Ok. I am stumped in my calculus class and need help with one of the problems. I am supposed to find the dimensions (r and h) of the cylinder that will minimize the cost of materials, knowing that V is constant, if the cost of the top and bottom are .15 per square inch and the side is .07 per square inch. (Note that my answer will be in terms of V.). help?
• Oct 30th 2005, 10:48 PM
ticbol
"Ok. I am stumped in my calculus class and need help with one of the problems. I am supposed to find the dimensions (r and h) of the cylinder that will minimize the cost of materials, knowing that V is constant, if the cost of the top and bottom are .15 per square inch and the side is .07 per square inch. (Note that my answer will be in terms of V.). help?"

Umm, I didn't see this question before.

One way to solve this is to express the Cost C in terms of a related variable, say radius r, and then set dC/dr = 0

Cost C = 2(pi r^2)*(0.15) +(2pi r h)(0.07)
C = (0.3pi)(r^2) +(0.14pi)(r)(h) -----------(i)
We try to eliminate the h so that C will be in terms of r only.

Volume of cylinder, V = (pi r^2)(h)
So, h = V / (pi r^2) ---------------------(ii)
Substitute that into (i),
C = (0.3pi)(r^2) +(0.14pi)(r)(V / pi r^2)
C = (0.3pi)(r^2) +(0.14V)/r ------------(iii)
There. There is only one variable for C. Remember that V is constant as mentioned.

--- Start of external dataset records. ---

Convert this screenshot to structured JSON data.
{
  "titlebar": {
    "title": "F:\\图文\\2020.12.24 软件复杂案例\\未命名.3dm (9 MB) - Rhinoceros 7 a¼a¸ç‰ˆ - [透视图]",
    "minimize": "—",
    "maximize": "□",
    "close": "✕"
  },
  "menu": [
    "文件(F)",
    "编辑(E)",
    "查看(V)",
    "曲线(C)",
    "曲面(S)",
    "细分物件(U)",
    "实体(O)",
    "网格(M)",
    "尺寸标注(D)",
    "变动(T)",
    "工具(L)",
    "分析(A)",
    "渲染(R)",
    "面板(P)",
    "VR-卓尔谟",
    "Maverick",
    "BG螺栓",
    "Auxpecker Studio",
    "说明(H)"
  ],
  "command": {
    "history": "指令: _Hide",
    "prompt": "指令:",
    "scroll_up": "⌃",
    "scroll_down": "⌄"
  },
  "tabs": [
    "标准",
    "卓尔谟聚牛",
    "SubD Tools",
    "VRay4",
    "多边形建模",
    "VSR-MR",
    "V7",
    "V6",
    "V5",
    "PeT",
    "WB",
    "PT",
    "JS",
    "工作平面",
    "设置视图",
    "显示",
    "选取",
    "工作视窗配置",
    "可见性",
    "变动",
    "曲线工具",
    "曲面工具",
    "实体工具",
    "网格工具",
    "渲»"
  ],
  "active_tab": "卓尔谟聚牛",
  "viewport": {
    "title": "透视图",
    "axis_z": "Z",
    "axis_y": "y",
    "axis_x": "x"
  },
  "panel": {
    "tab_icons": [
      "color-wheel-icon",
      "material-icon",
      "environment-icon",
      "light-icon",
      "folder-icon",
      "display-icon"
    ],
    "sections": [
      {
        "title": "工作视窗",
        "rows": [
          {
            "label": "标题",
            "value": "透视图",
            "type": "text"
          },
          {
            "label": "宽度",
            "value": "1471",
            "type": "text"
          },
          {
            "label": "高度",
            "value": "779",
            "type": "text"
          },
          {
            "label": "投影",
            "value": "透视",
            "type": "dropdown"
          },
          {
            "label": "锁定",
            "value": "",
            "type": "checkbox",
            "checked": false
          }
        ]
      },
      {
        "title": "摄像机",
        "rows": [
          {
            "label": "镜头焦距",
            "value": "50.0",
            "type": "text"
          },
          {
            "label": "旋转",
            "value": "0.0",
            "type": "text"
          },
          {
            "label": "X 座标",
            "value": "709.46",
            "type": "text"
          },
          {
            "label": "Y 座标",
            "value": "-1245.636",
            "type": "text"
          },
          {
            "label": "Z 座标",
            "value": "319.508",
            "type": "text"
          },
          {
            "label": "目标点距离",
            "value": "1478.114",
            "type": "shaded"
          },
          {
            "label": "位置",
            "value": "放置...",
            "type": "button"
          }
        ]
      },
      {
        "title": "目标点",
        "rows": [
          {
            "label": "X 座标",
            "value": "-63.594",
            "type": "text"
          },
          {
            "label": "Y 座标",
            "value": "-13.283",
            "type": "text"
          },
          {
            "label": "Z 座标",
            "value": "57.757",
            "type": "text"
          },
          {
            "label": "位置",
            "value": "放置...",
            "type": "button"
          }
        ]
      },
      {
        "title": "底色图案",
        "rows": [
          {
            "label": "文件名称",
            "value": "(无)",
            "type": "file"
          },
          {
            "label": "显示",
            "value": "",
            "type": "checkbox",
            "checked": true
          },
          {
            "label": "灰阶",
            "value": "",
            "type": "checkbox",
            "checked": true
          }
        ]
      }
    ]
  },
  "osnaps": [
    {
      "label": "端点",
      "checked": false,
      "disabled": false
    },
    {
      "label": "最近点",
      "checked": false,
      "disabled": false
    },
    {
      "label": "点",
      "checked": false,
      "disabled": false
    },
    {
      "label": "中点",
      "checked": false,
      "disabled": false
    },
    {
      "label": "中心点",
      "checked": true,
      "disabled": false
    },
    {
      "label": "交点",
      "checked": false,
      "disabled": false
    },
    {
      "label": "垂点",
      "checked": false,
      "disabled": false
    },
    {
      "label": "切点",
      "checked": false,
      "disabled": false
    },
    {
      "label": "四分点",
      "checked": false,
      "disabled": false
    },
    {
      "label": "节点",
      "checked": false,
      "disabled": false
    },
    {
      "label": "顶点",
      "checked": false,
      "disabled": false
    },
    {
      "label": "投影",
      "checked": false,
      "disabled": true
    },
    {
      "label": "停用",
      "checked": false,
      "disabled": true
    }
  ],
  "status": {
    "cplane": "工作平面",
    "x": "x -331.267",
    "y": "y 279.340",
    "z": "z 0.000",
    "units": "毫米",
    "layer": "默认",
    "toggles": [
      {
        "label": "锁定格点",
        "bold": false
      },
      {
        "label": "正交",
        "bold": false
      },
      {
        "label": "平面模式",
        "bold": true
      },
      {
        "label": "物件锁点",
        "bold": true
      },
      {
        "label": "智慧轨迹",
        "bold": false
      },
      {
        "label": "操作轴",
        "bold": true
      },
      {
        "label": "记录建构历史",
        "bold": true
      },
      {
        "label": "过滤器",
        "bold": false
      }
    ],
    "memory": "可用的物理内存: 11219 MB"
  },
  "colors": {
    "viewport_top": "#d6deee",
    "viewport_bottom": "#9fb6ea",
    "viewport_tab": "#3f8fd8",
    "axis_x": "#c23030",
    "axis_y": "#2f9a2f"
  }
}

Differentiate both sides of (iii) with respect to r,
dC/dr = (0.6pi)(r) +(0.14V)(-1/ r^2)
dC/dr = (0.6pi)(r) -(0.14V)/(r^2)
Set dC/dr to zero,
0 = (0.6pi)(r) -(0.14V)/(r^2)
(0.14V)/(r^2) = (0.6pi)(r)
Clear the fraction, multiply both sides by r^2,
0.14V = (0.6pi)(r^3)
r^3 = (0.14V)/(0.6pi)
r = cuberoot(0.14V / 0.6pi)